Arch Fr Pediatr. 1992 Jun-Jul;49(6):535-8.
Brain heterotopia can be reflected in disturbances of the oropharynx during the neonatal period, such as acute upper airway obstruction. The main differential diagnosis is encephalocele, which must be recognized before undertaking any surgical procedure.
A boy, aged 5 days, with a cleft palate and bifid uvula, was admitted for respiratory distress. The distress initially occurred during bottle-feeding, but later became permanent. A solid mass, seemingly implanted in the superior wall of the pharynx, was successfully removed by forceps. A later CT scan showed the absence of any defect in the cribriform plate, thus excluding diagnosis of encephalocele. Histological, examination of the mass showed glial tissue without neurons.

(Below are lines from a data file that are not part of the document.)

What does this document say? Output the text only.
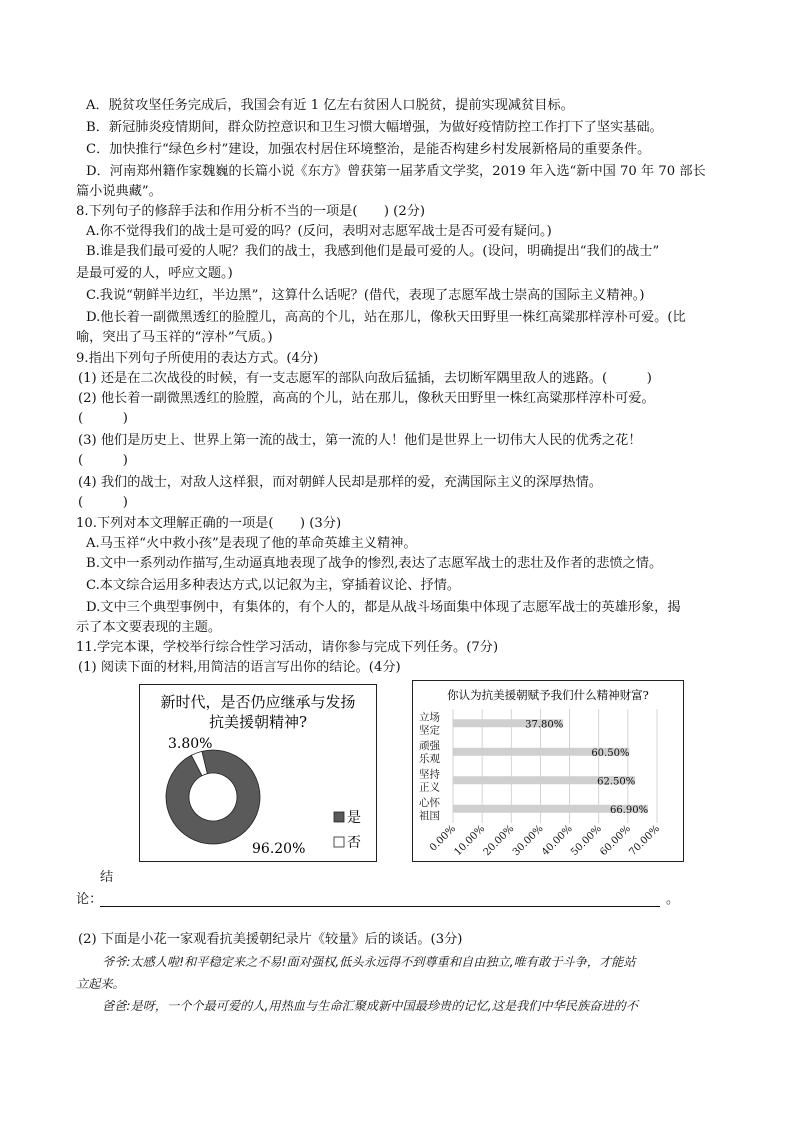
A．脱贫攻坚任务完成后，我国会有近 1 亿左右贫困人口脱贫，提前实现减贫目标。
B．新冠肺炎疫情期间，群众防控意识和卫生习惯大幅增强，为做好疫情防控工作打下了坚实基础。
C．加快推行“绿色乡村”建设，加强农村居住环境整治，是能否构建乡村发展新格局的重要条件。
D．河南郑州籍作家魏巍的长篇小说《东方》曾获第一届茅盾文学奖，2019 年入选“新中国 70 年 70 部长
篇小说典藏”。
8.下列句子的修辞手法和作用分析不当的一项是(　　) (2分)
A.你不觉得我们的战士是可爱的吗？(反问，表明对志愿军战士是否可爱有疑问。)
B.谁是我们最可爱的人呢？我们的战士，我感到他们是最可爱的人。(设问，明确提出“我们的战士”
是最可爱的人，呼应文题。)
C.我说“朝鲜半边红，半边黑”，这算什么话呢？(借代，表现了志愿军战士崇高的国际主义精神。)
D.他长着一副微黑透红的脸膛儿，高高的个儿，站在那儿，像秋天田野里一株红高粱那样淳朴可爱。(比
喻，突出了马玉祥的“淳朴”气质。)
9.指出下列句子所使用的表达方式。(4分)
(1) 还是在二次战役的时候，有一支志愿军的部队向敌后猛插，去切断军隅里敌人的逃路。(　　　)
(2) 他长着一副微黑透红的脸膛，高高的个儿，站在那儿，像秋天田野里一株红高粱那样淳朴可爱。
(　　　)
(3) 他们是历史上、世界上第一流的战士，第一流的人！他们是世界上一切伟大人民的优秀之花！
(　　　)
(4) 我们的战士，对敌人这样狠，而对朝鲜人民却是那样的爱，充满国际主义的深厚热情。
(　　　)
10.下列对本文理解正确的一项是(　　) (3分)
A.马玉祥“火中救小孩”是表现了他的革命英雄主义精神。
B.文中一系列动作描写,生动逼真地表现了战争的惨烈,表达了志愿军战士的悲壮及作者的悲愤之情。
C.本文综合运用多种表达方式,以记叙为主，穿插着议论、抒情。
D.文中三个典型事例中，有集体的，有个人的，都是从战斗场面集中体现了志愿军战士的英雄形象，揭
示了本文要表现的主题。
11.学完本课，学校举行综合性学习活动，请你参与完成下列任务。(7分)
(1) 阅读下面的材料,用简洁的语言写出你的结论。(4分)
新时代，是否仍应继承与发扬
抗美援朝精神?
3.80%
96.20%
是
否
你认为抗美援朝赋予我们什么精神财富?
37.80%
60.50%
62.50%
66.90%
立场
坚定
顽强
乐观
坚持
正义
心怀
祖国
0.00%
10.00%
20.00%
30.00%
40.00%
50.00%
60.00%
70.00%
结
论：	。
(2) 下面是小花一家观看抗美援朝纪录片《较量》后的谈话。(3分)
爷爷:太感人啦!和平稳定来之不易!面对强权,低头永远得不到尊重和自由独立,唯有敢于斗争，才能站
立起来。
爸爸:是呀，一个个最可爱的人,用热血与生命汇聚成新中国最珍贵的记忆,这是我们中华民族奋进的不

The presence of a pharyngeal mass in a newborn signals three possibilities: teratoma, heterotopic brain tissue or encephalocele. Encephalocele must by ruled out by a preoperative CT scan with a water soluble contrast agent in order to avoid CSF leakage and meningitis. Respiratory distress should be treated by oral endotracheal intubation to allow time for CT scan investigation.
脑异位在新生儿期可表现为口咽功能紊乱,如急性上呼吸道梗阻。主要鉴别诊断为脑膨出,在进行任何外科手术前必须明确诊断。
一名5天大的男孩,患有腭裂和双悬雍垂,因呼吸窘迫入院。呼吸困难最初在奶瓶喂养时出现,但后来持续存在。一个看似植入咽上壁的实性肿块被用镊子成功取出。后来的CT扫描显示筛板无任何缺损,从而排除了脑膨出的诊断。对肿块的组织学检查显示为无神经元的胶质组织。
新生儿出现咽部肿块提示三种可能:畸胎瘤、异位脑组织或脑膨出。术前必须用水溶性造影剂进行CT扫描以排除脑膨出,以免发生脑脊液漏和脑膜炎。呼吸窘迫应通过经口气管插管治疗,以便有时间进行CT扫描检查。